Vivono su Evron, un mondo-arca vagante, idea che ricorda un po’ Il giorno dell’invasione di Larry Niven e Jerry Pournelle, la saga dei Condannati di Messina di Ben Bova, Orfani del cielo di Robert A. Heinlein o, perché no, l’isola Laputa ideata da Jonathan Swift. In parte animali e in parte vegetali, gli Evroniani sono tendenzialmente privi di emozioni proprie e si nutrono di quelle altrui, che assimilano tramite Evrongun e che immagazzinano temporaneamente nei serbatoi che portano sulle spalle. Per certi versi la loro società ricorda quella dell’antico Egitto, ma la rigida suddivisione in caste rimanda alla cultura indù o anche, come di recente dichiarato da Sisti, agli insetti sociali come api e formiche.

In termini di gestione della tavola il disegnatore “gioca” con vignette lunghe, a incastro, a novanta gradi, e fa spesso uso della profondità di campo. Spesso, quando la tensione narrativa richiede un tono più cupo, il bordo tavola è colorato di nero. Memorabili alcune tavole, come quella in cui Paperinik viene “divorato” dal gargoyle (rifacimento di una tavola di prova realizzata da Mastantuono) o alcune soluzioni come la vignetta di pagina 40 in cui ha inizio la spiegazione di Agron: l’ufficiale inizia il proprio racconto tenendo alta la mano destra, dietro di lui la fiammella azzurra che sprigiona dalla testa di Sam Plot sembra circondare anche la mano di Agron. Meravigliosamente inquietante.

L’impatto del numero 0 di PKNA sull’immaginario collettivo è difficilmente valutabile. Se non avesse avuto successo, la serie non sarebbe probabilmente mai decollata e non sarebbero nati prodotti successivi basati su un simile afflato rivoluzionario, come W.I.T.C.H. o Mickey Mouse Mystery Magazine. Ma questo successo l’ha avuto eccome e, nonostante il PK Team non esista più e Disney abbia rinunciato agli spillati inediti, gli Evroniani sono più vivi e cattivi che mai, oggi come venticinque anni fa.
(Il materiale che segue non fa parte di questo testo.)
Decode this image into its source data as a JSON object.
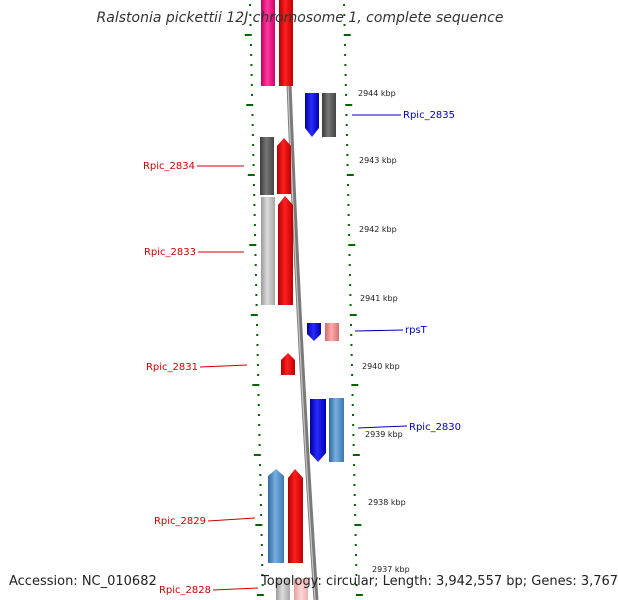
{
  "title": "Ralstonia pickettii 12J chromosome 1, complete sequence",
  "footer": {
    "accession": "Accession: NC_010682",
    "topology": "Topology: circular; Length: 3,942,557 bp; Genes: 3,767"
  },
  "colors": {
    "reverse_label": "#cc0000",
    "forward_label": "#0000bb",
    "tick": "#006600",
    "backbone": "#808080"
  },
  "scale": {
    "unit": "kbp",
    "ticks": [
      "2944 kbp",
      "2943 kbp",
      "2942 kbp",
      "2941 kbp",
      "2940 kbp",
      "2939 kbp",
      "2938 kbp",
      "2937 kbp"
    ]
  },
  "genes": {
    "reverse_labels": [
      "Rpic_2834",
      "Rpic_2833",
      "Rpic_2831",
      "Rpic_2829",
      "Rpic_2828"
    ],
    "forward_labels": [
      "Rpic_2835",
      "rpsT",
      "Rpic_2830"
    ]
  }
}
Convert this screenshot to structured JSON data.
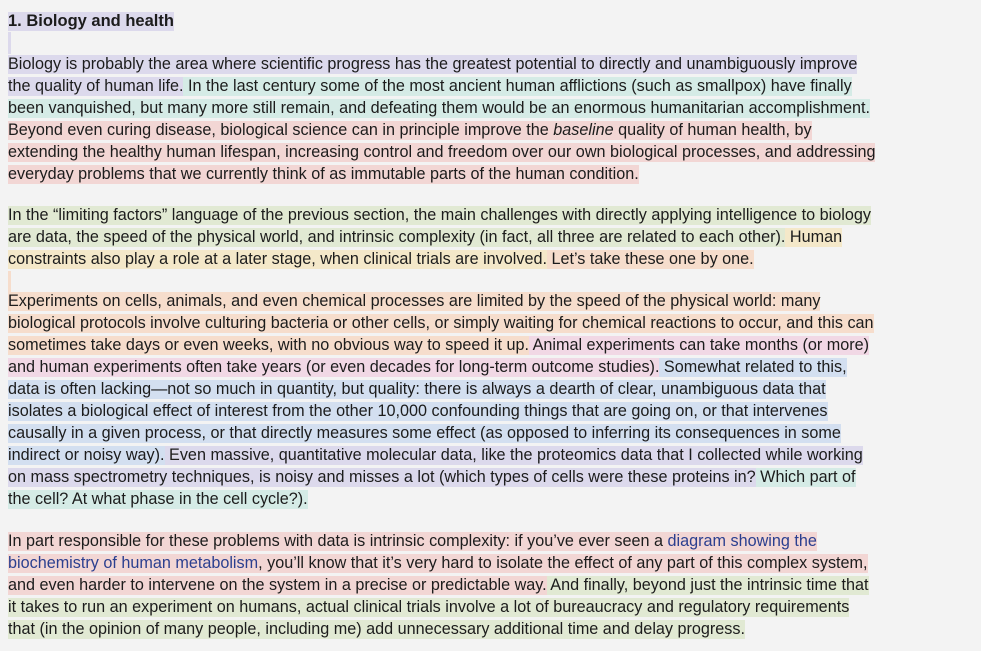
{
  "section": {
    "heading": "1. Biology and health"
  },
  "paragraphs": [
    {
      "lines": [
        [
          {
            "t": "Biology is probably the area where scientific progress has the greatest potential to directly and unambiguously improve",
            "c": "purple"
          }
        ],
        [
          {
            "t": "the quality of human life.",
            "c": "purple"
          },
          {
            "t": " In the last century some of the most ancient human afflictions (such as smallpox) have finally",
            "c": "teal"
          }
        ],
        [
          {
            "t": "been vanquished, but many more still remain, and defeating them would be an enormous humanitarian accomplishment.",
            "c": "teal"
          }
        ],
        [
          {
            "t": "Beyond even curing disease, biological science can in principle improve the ",
            "c": "red"
          },
          {
            "t": "baseline",
            "c": "red",
            "s": "ital"
          },
          {
            "t": " quality of human health, by",
            "c": "red"
          }
        ],
        [
          {
            "t": "extending the healthy human lifespan, increasing control and freedom over our own biological processes, and addressing",
            "c": "red"
          }
        ],
        [
          {
            "t": "everyday problems that we currently think of as immutable parts of the human condition.",
            "c": "red"
          }
        ]
      ]
    },
    {
      "lines": [
        [
          {
            "t": "In the “limiting factors” language of the previous section, the main challenges with directly applying intelligence to biology",
            "c": "green"
          }
        ],
        [
          {
            "t": "are data, the speed of the physical world, and intrinsic complexity (in fact, all three are related to each other).",
            "c": "green"
          },
          {
            "t": " Human",
            "c": "yellow"
          }
        ],
        [
          {
            "t": "constraints also play a role at a later stage, when clinical trials are involved.",
            "c": "yellow"
          },
          {
            "t": " Let’s take these one by one.",
            "c": "peach"
          }
        ]
      ]
    },
    {
      "lines": [
        [
          {
            "t": "Experiments on cells, animals, and even chemical processes are limited by the speed of the physical world: many",
            "c": "peach"
          }
        ],
        [
          {
            "t": "biological protocols involve culturing bacteria or other cells, or simply waiting for chemical reactions to occur, and this can",
            "c": "peach"
          }
        ],
        [
          {
            "t": "sometimes take days or even weeks, with no obvious way to speed it up.",
            "c": "peach"
          },
          {
            "t": " Animal experiments can take months (or more)",
            "c": "pink"
          }
        ],
        [
          {
            "t": "and human experiments often take years (or even decades for long-term outcome studies).",
            "c": "pink"
          },
          {
            "t": " Somewhat related to this,",
            "c": "blue"
          }
        ],
        [
          {
            "t": "data is often lacking—not so much in quantity, but quality: there is always a dearth of clear, unambiguous data that",
            "c": "blue"
          }
        ],
        [
          {
            "t": "isolates a biological effect of interest from the other 10,000 confounding things that are going on, or that intervenes",
            "c": "blue"
          }
        ],
        [
          {
            "t": "causally in a given process, or that directly measures some effect (as opposed to inferring its consequences in some",
            "c": "blue"
          }
        ],
        [
          {
            "t": "indirect or noisy way).",
            "c": "blue"
          },
          {
            "t": " Even massive, quantitative molecular data, like the proteomics data that I collected while working",
            "c": "purple"
          }
        ],
        [
          {
            "t": "on mass spectrometry techniques, is noisy and misses a lot (which types of cells were these proteins in?",
            "c": "purple"
          },
          {
            "t": " Which part of",
            "c": "teal"
          }
        ],
        [
          {
            "t": "the cell? At what phase in the cell cycle?).",
            "c": "teal"
          }
        ]
      ]
    },
    {
      "lines": [
        [
          {
            "t": "In part responsible for these problems with data is intrinsic complexity: if you’ve ever seen a ",
            "c": "red"
          },
          {
            "t": "diagram showing the",
            "c": "red",
            "s": "link"
          }
        ],
        [
          {
            "t": "biochemistry of human metabolism",
            "c": "red",
            "s": "link"
          },
          {
            "t": ", you’ll know that it’s very hard to isolate the effect of any part of this complex system,",
            "c": "red"
          }
        ],
        [
          {
            "t": "and even harder to intervene on the system in a precise or predictable way.",
            "c": "red"
          },
          {
            "t": " And finally, beyond just the intrinsic time that",
            "c": "green"
          }
        ],
        [
          {
            "t": "it takes to run an experiment on humans, actual clinical trials involve a lot of bureaucracy and regulatory requirements",
            "c": "green"
          }
        ],
        [
          {
            "t": "that (in the opinion of many people, including me) add unnecessary additional time and delay progress.",
            "c": "green"
          }
        ]
      ]
    }
  ]
}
PK è attualmente protagonista di centodiciannove albi, considerando anche la celebrativa Una leggendaria notte qualunque sceneggiata da Alessandro Sisti e il crossover con DoubleDuck. Non si contano gli spin-off, le parodie e i camei, alcuni dei quali presenti in fumetti non-Disney. Un ricco merchandising è tuttora in circolazione e molto ambito dai collezionisti. Oggi PK viene costantemente ristampato ed è oggetto di un’interessante riscoperta critica. Nuovi e vecchi autori si occupano di realizzare archi narrativi inediti, mentre nuovi nemici si aggiungono all’immenso cast pikappico.

Il fenomeno PK pare ancora destinato a procedere senza fermarsi mai. Parafrasando Victor Hugo potremmo dire «il Domani compie irresistibilmente la propria opera e l’ha cominciata Ieri», vale a dire nei rutilanti anni Novanta in cui una manciata di artisti concepì e realizzò quelle cinque, assurde tavole mute ambientate sul pianeta Xerba.